Con el estreno de Captain America: The First Avenger (2011) la temporada de súper héroes llega casi a su fin (por acá todavía no ilumina la pantalla Green Lantern) y se deja la mesa servida, de una vez y hasta el próximo año, para la tan anunciada llegada de The Avengers. El balance que ofrecen este año los súpers es más bien discreto: si Thor por lo menos albergaba shakespeareanas buenas intenciones, el capitán con el escudo estrellado no escapa a la mediocridad de las películas que este año se ocuparon de aquéllos que están lejos de la mediocridad. No alcanza alturas prodigiosas, pero tampoco es una película ingenua. Y tal vez en el calor veraniego se preste poca atención al afán promocional que la rodea. No obstante, una mirada –incluso superficial– deja ver intenciones que la hacen cuestionable.
La acción de Captain America se ubica en los inicios de los años cuarenta del siglo XX y sigue el tenaz ascenso de Steve Rogers (Chris Evans). Éste es débil y enfermizo y, como el “flaquito” de la publicidad del curso de Charles Atlas que aparecía en las historietas hace algunas décadas, es humillado por los gandallas que nunca faltan en el cine norteamericano. A Rogers le va incluso peor, pues ni siquiera tiene una novia que esté en el origen de los abusos que sufre. No obstante, busca ingresar al ejército. Y aunque es rechazado varias veces, no baja los brazos. Un buen día es descubierto por el doctor Abraham Erskine (Stanely Tucci), quien huyó de la Alemania nazi y lo contempla para un programa militar que pretende incrementar el potencial humano. El resultado es asombroso, y Rogers sale musculoso de la infaltable cápsula del experimento. Ahora puede ir al frente y ofrecer pelea a Schmidt (Hugo Weaving), quien lleva el alias de Calavera Roja y además de ser el resultado fallido de un experimento previo de Erskine, es catalogado como un loco incluso por los nazis y busca manipular los secretos de Asgard y utilizar el poder de los dioses (como en otras películas que tienen su origen en el cómic, aquí también el nazismo desesperado es esotérico).

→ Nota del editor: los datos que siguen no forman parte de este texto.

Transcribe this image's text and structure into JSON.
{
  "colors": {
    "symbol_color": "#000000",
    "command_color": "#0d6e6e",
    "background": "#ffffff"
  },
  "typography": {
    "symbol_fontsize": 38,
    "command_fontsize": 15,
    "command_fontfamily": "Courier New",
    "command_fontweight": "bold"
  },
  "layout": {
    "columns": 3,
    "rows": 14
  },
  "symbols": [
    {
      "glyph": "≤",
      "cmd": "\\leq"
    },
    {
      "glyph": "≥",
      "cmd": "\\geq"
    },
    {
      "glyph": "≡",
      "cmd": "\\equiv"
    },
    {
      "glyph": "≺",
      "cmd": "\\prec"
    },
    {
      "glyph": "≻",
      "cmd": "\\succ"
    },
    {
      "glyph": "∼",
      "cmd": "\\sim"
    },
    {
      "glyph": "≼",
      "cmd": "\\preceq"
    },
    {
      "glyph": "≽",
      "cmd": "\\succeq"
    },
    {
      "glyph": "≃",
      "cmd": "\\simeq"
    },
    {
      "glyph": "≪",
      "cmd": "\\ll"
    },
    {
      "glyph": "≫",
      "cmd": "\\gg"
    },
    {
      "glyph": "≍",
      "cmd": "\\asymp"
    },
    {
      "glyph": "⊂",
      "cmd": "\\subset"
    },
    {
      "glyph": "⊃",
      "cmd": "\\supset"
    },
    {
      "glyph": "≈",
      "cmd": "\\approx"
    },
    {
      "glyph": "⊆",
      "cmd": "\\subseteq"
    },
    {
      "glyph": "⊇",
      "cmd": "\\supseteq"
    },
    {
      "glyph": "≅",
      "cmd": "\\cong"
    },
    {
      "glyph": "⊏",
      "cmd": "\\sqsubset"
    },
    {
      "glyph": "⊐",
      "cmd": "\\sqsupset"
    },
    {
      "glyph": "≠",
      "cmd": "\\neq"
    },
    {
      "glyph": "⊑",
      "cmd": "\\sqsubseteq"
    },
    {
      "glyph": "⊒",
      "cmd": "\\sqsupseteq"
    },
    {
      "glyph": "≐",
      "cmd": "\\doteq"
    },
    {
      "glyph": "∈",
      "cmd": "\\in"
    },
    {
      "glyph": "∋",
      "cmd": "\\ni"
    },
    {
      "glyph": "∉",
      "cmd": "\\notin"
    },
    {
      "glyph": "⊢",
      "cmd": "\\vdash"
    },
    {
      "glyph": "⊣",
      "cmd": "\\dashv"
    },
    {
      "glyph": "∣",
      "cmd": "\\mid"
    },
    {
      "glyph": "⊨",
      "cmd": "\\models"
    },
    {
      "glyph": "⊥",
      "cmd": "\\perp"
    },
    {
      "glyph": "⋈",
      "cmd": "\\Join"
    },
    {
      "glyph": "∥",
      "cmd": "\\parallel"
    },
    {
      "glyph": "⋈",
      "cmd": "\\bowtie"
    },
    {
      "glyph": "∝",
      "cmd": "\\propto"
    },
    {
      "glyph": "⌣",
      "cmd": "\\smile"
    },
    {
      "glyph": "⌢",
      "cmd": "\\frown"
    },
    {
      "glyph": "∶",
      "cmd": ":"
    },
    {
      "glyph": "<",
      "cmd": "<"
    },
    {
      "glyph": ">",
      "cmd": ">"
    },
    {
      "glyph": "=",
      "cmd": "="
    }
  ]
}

Captain America es la más reciente entrega de Joe Johnston, un artesano de escasos vuelos especializado en diversas faunas: de la selva (Jumanji), de la pista (Hidalgo), de la prehistoria (Jurassic Park III) y de la literatura fantástica más rancia (The Wolfman). Ahora emprende una labor propagandística y realiza una película que es una herramienta útil para el reclutamiento. Rogers encarna, con o sin disfraz estrellado en rojo, azul y blanco, al norteamericano indispensable, el que es congruente con su deber y para ello se enrola en el ejército: para combatir a los malos del mundo unidos contra Estados Unidos. Ahí encuentra la fuerza y el impulso que no tenía antes, y si éstos son el resultado de un experimento, no cambia nada: es casi un requisito de los súper héroes de cómic. El Capitán América se convierte, hoy como en el momento que apareció la historieta (durante la II Guerra Mundial), en un súper héroe oficial, portador y defensor de los valores que, según la propaganda (y el cine), fundaron Estados Unidos, como la libertad y la justicia. Pero si aquí nos quieren hacer creer en la bondad de Rogers, Martin Scorsese, entre otros, nos recuerda en Gangs of New York (2002), que estos valores se alimentan de la sangre de los otros, en particular de la de los inmigrantes, que apenas llegaban eran enviados a la guerra civil. La Historia y la nota roja ofrecen numerosos ejemplos como para que no sea una desproporción afirmar que la guerra, adentro y afuera de Estados Unidos, ha sido el medio predilecto del gobierno (y el cine) para la puesta en práctica de los valores. El Capitán, por su parte, es bueno por definición, y por eso el poder que le confiere Erskine lo hace mejor, mientras que a Schmidt, que es malo (e incluso peor que los nazis, malos por antonomasia del cine norteamericano) el poder lo convierte en una bestia insaciable.
Es cierto que Johnston ofrece algunas dosis de humor que son apreciables, que imprime un ritmo provechoso y que en 3D la acción es lucidora, pero también lo es que no va más allá del eterno aforismo de la súperheroicidad, aquel que el tío Ben legó para la eternidad y hace ver la gran responsabilidad que conlleva el gran poder. Y la excepcionalidad comienza, de acuerdo a lo que nos dice Johnston, en tener la iniciativa de enrolarse en el ejército, lo cual genera una ironía probablemente involuntaria: la singularidad, nos dice el cineasta, florece en una institución que demanda obediencia ciega, carne de cañón irreflexiva, y no individuos pensantes. Es probable que Captain America reclute más dólares veraniegos en taquilla que incautos para las filas, no obstante, es cuestionable la actitud servil de Johnston y los afanes propagandísticos de su entrega.